Het beroep is ingesteld door de verdachte. Namens deze heeft A.C.J. Lina, advocaat te Venlo, bij schriftuur middelen van cassatie voorgesteld. De schriftuur is aan dit arrest gehecht en maakt daarvan deel uit.
De Advocaat-Generaal A.J. Machielse heeft geconcludeerd tot verwerping van het beroep.

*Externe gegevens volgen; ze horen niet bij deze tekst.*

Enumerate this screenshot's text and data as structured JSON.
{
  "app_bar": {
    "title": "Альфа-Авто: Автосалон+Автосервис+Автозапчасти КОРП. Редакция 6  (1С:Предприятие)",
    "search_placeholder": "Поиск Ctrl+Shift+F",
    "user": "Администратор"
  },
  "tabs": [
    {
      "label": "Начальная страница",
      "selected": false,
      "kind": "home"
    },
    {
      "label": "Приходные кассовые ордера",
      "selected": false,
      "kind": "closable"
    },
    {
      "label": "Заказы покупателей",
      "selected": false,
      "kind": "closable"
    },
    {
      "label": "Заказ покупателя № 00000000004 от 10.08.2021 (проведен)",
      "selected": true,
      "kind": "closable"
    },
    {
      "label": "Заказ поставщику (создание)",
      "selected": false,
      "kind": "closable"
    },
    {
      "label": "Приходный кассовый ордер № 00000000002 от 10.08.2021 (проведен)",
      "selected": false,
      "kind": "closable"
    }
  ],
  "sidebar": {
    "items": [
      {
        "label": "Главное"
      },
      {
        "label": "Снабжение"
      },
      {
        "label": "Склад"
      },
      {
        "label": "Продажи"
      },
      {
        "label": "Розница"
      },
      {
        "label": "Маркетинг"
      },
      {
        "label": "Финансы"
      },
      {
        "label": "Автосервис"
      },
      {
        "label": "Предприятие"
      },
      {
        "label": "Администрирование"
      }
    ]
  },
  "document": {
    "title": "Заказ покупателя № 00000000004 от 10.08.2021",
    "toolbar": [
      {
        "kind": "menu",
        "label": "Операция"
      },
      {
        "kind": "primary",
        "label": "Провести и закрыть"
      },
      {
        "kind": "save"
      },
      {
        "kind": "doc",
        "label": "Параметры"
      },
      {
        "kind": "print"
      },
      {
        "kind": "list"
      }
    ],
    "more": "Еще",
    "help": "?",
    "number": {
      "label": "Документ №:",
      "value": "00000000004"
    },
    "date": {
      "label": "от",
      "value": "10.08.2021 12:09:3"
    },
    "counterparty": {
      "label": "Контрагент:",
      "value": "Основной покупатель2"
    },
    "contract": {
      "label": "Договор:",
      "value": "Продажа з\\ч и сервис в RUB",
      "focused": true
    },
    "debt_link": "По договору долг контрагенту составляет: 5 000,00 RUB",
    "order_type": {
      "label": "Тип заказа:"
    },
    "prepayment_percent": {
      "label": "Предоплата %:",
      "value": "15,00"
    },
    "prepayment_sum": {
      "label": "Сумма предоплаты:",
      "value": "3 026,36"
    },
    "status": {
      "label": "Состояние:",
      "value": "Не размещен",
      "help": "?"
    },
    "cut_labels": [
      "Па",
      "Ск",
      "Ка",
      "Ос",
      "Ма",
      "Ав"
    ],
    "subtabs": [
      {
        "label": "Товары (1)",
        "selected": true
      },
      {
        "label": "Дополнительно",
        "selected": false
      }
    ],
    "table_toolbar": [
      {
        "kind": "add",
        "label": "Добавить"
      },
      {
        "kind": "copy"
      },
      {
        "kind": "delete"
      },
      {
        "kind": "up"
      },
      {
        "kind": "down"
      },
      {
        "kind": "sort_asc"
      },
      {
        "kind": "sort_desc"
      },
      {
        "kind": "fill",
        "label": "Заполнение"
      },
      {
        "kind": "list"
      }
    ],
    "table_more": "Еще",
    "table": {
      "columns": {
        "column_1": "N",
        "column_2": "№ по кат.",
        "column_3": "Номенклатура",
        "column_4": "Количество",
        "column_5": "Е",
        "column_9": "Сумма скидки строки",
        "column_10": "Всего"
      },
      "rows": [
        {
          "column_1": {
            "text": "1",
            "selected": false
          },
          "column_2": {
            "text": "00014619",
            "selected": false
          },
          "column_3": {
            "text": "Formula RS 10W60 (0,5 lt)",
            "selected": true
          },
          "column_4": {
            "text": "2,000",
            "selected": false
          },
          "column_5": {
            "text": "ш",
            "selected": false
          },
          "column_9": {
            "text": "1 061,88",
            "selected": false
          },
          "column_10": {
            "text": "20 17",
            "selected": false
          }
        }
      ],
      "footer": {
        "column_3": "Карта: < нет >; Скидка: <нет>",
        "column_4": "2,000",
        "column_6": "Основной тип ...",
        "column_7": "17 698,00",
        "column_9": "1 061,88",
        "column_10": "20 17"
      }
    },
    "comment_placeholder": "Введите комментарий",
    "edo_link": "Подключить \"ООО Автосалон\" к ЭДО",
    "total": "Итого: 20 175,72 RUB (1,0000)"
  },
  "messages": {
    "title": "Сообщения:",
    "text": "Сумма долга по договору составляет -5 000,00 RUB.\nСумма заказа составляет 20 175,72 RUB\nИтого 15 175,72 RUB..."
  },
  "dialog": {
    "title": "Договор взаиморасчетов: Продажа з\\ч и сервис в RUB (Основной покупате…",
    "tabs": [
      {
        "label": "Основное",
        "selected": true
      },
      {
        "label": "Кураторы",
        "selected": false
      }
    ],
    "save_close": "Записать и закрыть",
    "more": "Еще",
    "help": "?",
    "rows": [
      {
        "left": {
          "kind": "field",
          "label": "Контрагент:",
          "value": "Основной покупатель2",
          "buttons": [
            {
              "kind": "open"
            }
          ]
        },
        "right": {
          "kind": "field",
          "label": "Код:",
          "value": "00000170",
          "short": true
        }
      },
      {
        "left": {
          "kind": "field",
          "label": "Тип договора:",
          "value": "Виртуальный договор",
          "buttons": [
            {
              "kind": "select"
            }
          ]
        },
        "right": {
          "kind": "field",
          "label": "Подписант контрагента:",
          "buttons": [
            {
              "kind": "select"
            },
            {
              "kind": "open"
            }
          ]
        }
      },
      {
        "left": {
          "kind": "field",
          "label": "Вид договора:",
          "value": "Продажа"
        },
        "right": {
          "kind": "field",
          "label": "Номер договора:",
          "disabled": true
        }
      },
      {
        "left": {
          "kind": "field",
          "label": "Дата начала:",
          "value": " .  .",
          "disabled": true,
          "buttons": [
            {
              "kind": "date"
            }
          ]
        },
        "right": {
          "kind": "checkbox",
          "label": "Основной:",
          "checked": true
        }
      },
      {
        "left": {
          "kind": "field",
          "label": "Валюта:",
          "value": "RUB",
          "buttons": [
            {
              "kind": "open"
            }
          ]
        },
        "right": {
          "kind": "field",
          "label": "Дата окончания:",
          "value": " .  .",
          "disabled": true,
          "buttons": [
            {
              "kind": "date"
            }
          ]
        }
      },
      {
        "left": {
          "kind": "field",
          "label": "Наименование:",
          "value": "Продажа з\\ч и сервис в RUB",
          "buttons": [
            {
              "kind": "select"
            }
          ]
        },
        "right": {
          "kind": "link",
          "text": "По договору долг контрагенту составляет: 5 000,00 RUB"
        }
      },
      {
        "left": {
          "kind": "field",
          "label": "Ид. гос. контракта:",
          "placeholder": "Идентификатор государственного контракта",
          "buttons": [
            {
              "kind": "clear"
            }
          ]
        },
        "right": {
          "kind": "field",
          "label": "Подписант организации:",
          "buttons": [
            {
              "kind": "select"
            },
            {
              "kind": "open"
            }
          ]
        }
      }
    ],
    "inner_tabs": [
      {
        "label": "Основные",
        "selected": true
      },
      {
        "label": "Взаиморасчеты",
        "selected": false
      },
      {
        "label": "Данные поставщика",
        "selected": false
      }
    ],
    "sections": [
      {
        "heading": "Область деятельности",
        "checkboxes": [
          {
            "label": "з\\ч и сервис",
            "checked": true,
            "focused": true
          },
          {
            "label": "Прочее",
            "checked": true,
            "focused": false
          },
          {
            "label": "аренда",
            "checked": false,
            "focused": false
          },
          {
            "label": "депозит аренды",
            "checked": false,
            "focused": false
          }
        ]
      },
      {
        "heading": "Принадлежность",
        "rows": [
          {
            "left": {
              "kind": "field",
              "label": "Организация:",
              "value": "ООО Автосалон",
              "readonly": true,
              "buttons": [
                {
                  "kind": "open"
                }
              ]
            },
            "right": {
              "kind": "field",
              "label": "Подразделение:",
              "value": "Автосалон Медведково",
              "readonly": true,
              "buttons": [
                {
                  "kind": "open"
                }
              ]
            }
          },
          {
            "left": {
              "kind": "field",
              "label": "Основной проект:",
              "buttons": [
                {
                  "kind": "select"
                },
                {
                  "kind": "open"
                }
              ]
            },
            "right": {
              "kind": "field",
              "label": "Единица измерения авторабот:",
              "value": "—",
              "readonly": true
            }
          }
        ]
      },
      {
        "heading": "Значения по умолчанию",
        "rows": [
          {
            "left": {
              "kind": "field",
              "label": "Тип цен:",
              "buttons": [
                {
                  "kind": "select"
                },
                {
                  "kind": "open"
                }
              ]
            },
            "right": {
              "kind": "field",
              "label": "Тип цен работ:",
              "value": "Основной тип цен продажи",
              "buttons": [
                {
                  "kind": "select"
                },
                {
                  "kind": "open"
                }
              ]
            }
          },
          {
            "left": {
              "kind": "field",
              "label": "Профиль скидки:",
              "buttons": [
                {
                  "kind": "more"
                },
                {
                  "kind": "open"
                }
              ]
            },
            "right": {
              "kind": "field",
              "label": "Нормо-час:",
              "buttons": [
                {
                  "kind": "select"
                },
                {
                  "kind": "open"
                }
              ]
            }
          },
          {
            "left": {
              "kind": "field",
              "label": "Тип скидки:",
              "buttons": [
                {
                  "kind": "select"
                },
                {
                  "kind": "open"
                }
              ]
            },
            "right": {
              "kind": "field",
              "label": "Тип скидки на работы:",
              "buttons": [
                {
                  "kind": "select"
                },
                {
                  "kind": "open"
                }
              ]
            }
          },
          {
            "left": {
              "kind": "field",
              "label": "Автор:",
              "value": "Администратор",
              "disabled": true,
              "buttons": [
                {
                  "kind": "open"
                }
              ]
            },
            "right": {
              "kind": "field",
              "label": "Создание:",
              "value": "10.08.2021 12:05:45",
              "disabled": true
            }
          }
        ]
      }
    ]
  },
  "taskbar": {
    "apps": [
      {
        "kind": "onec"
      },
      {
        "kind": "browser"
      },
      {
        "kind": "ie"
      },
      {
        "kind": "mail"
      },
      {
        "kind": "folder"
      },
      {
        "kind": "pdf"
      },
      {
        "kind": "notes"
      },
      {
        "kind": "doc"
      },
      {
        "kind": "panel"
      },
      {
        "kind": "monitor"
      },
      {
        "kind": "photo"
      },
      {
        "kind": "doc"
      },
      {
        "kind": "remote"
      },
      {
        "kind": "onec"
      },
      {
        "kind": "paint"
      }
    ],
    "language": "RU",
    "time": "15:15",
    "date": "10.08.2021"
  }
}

2.Beoordeling van het eerste middel

2.1.
Het middel klaagt dat de bewezenverklaring van het onder 3 subsidiair tenlastegelegde opzettelijk "bevorderen" van het plegen van ontucht door een minderjarige, niet uit de bewijsvoering kan worden afgeleid.
2.2.1.
Ten laste van de verdachte is overeenkomstig het onder 3 subsidiair tenlastegelegde bewezenverklaard dat:
"hij op of omstreeks 23 maart 2014, te Duisburg en Düsseldorf (Duitsland) opzettelijk heeft bevorderd het plegen van ontucht door een of meer minderjarigen te weten [betrokkene 1] (geboren op [geboortedatum] 1997) en [betrokkene 2] (geboren op [geboortedatum] 1997), wier minderjarigheid hij kende, met een derde, te weten een prostituee in Duisburg, immers heeft hij toen en daar die [betrokkene 1] en die [betrokkene 2] naar een bordeel in Duisburg vervoerd met zijn auto en aldaar in zijn, verdachtes, tegenwoordigheid seksuele gemeenschap en orale seks laten hebben met een door verdachte betaalde prostituee."
2.2.2.
Deze bewezenverklaring steunt - met weglating van de voetnoten - op de volgende bewijsvoering:
" [betrokkene 1] , geboren op [geboortedatum] 1997, verklaarde dat hij in de nacht van 22 op 23 maart 2014 samen met onder andere [betrokkene 2] en verdachte, met de auto van Düsseldorf naar een bordeel in Duisburg (beiden in Duitsland) is gereden. Verdachte bestuurde de auto. [betrokkene 1] en [betrokkene 2] waren samen met een vrouw in dit bordeel. Zij werden door een door verdachte betaalde prostituee gepijpt en zij hadden ook seksuele gemeenschap met de prostituee. Tijdens de seksuele handelingen tussen [betrokkene 1] , [betrokkene 2] en de prostituee keek verdachte toe. Ook [betrokkene 2] , geboren op [geboortedatum] 1997, heeft verklaard dat [betrokkene 1] en hij orale seks en seksuele gemeenschap hadden met een prostituee in Duisburg, terwijl verdachte toekeek. Ook hij verklaart dat de Nederlandse man de auto bestuurde waarmee ze zijn vervoerd.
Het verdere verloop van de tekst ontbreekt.